Marc Vanesse enseigne les techniques d'écriture et le journalisme d'investigation à l'ULg. Ses principales recherches portent sur l'enquête journalistique, ses techniques et sa déontologie, ainsi que sur la vulgarisation des sciences.
En pratique
Quoi ? « L'art de l'irrévérence », une exposition réalisée par le Centre Wallonie-Bruxelles à Paris en collaboration avec le Centre wallon d'art contemporain La Châtaigneraie à Flémalle et la Province de Liège.
Qui ? Marie-Hélène Joiret et Alain Delaunois, commissaires.
Quand ? Du 30 juin au 28 août 2011. Entrée libre du mardi au dimanche de 9h30 à 18h.
Où ? Espace Saint-Antoine (Musée de la Vie wallonne), cour des Mineurs, 4000 Liège.
D'autres infos ? Téléphone : 32 (0)4 237.90.50. Portail : www.viewallonne.be
L'ensemble des artistes exposés
Installations, vidéos, photographies, peintures et sculptures de Michel Antaki, Roland Breucker, Dominique Castronovo et Bernard Secondini, Jacques Charlier, Ronald Dagonnier, Messieurs Delmotte, Eric Duyckaerts, Laurent Impeduglia, Pierre Kroll, Sophie Langohr, Jacques Lizène, Capitaine Longchamps, Thomas Mazzarella, Werner Moron, Benjamin Monti, Johan Muyle, Jacques Louis Nyst, Phil, Pol Pierart, André Stas, Marie Zolamian.
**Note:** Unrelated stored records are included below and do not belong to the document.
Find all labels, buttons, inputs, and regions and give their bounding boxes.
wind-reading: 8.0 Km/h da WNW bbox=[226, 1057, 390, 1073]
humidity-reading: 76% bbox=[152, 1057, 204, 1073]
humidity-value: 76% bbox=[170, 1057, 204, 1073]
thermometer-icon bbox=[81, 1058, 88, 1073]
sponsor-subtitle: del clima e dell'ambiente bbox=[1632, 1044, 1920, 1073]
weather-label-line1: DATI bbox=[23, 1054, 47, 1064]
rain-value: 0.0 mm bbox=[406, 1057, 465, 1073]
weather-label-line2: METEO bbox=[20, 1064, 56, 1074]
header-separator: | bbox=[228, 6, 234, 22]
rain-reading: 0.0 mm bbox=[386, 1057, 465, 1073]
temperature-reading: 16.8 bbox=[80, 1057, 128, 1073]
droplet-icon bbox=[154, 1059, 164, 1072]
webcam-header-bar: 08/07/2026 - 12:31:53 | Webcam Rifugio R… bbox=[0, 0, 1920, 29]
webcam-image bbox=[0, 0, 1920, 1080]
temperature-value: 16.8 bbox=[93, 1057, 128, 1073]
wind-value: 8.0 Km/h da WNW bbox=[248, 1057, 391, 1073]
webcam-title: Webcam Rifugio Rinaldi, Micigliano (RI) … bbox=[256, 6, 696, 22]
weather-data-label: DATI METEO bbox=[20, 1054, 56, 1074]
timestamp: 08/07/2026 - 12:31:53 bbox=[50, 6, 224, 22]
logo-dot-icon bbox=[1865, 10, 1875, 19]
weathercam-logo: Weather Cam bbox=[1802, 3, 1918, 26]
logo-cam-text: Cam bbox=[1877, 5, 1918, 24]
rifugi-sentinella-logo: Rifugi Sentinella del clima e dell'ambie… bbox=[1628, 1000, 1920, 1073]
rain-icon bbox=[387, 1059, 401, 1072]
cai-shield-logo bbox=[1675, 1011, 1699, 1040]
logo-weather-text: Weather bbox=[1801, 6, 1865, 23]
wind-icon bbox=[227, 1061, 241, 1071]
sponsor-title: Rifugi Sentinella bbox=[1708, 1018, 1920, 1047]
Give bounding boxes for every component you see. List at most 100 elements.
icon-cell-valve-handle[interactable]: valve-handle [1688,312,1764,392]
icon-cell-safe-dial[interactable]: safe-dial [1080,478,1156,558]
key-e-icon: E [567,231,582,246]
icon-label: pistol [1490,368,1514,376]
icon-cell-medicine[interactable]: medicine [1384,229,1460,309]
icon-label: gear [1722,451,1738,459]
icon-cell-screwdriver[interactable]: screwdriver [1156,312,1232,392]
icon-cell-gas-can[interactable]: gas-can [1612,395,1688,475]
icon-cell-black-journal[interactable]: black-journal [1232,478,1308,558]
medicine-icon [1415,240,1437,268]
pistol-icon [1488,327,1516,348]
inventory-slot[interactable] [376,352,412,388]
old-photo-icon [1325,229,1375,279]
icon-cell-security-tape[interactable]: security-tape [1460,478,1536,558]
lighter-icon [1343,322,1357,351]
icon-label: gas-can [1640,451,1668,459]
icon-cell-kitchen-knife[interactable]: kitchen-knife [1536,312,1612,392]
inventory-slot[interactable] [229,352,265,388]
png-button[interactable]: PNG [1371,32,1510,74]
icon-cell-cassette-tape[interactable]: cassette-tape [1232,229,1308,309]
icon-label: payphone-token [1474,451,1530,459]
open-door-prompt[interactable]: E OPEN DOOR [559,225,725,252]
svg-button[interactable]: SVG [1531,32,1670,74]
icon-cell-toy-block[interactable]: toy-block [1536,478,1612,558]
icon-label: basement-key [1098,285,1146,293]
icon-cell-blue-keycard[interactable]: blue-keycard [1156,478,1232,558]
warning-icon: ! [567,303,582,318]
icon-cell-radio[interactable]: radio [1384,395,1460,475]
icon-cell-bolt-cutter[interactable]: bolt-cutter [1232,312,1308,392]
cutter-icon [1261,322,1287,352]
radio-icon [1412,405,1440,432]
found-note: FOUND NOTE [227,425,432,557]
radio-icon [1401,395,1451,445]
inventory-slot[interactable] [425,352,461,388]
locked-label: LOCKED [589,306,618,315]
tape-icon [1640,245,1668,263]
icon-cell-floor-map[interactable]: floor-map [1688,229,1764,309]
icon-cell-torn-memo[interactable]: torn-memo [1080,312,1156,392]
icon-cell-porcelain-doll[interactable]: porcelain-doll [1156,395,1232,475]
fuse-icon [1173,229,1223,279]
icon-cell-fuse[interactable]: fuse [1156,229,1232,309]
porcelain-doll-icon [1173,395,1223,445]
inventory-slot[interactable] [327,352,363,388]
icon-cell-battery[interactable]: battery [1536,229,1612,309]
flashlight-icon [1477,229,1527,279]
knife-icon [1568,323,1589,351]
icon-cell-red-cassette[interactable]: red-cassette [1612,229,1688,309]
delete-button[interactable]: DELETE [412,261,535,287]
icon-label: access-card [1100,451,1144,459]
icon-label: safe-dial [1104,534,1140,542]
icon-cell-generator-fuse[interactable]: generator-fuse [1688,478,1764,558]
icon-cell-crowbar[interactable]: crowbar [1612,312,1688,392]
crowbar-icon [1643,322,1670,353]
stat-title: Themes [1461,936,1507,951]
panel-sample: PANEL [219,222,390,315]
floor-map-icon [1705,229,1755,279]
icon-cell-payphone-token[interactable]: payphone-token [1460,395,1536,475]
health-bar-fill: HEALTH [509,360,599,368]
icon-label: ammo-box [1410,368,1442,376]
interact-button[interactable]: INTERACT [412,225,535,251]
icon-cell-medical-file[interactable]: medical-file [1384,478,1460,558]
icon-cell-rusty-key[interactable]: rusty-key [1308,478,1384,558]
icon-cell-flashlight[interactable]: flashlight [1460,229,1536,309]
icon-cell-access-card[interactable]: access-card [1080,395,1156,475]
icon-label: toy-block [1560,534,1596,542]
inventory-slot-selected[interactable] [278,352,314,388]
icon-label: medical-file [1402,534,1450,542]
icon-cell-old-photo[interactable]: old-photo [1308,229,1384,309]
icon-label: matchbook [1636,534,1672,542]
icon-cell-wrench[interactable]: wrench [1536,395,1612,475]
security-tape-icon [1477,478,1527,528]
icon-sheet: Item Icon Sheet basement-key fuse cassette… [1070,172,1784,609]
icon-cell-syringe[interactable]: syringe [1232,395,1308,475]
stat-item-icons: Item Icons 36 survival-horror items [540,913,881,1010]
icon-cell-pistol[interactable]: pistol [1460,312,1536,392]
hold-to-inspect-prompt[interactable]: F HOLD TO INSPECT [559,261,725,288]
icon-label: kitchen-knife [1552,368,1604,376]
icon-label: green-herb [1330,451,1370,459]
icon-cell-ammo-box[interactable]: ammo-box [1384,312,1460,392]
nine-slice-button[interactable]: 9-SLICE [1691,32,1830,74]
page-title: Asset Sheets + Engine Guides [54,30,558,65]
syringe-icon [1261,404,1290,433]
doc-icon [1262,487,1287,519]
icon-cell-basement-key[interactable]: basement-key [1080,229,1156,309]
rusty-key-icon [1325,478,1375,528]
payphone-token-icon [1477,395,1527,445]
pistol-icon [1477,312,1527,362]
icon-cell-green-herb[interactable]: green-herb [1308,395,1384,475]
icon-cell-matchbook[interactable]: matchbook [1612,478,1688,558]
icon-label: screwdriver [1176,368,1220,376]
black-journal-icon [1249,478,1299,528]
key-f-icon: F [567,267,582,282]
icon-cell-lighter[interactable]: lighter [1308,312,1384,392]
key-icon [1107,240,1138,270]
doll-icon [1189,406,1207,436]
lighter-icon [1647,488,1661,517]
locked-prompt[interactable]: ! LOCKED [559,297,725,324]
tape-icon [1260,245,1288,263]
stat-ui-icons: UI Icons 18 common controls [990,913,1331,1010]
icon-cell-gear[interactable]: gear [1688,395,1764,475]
1 Pour prolonger utilement la réflexion sur le caractère historique et le contexte idéologique ayant favorisé l'éclosion artistique liégeoise à la fin du XXe siècle, on ne manquera pas de se reporter à l'ouvrage collectif Le tournant des années 70. Liège en effervescence, édité par Nancy Delhalle et Jacques Dubois, avec Jean-Marie Klinkenberg, Les Impressions nouvelles, 2010.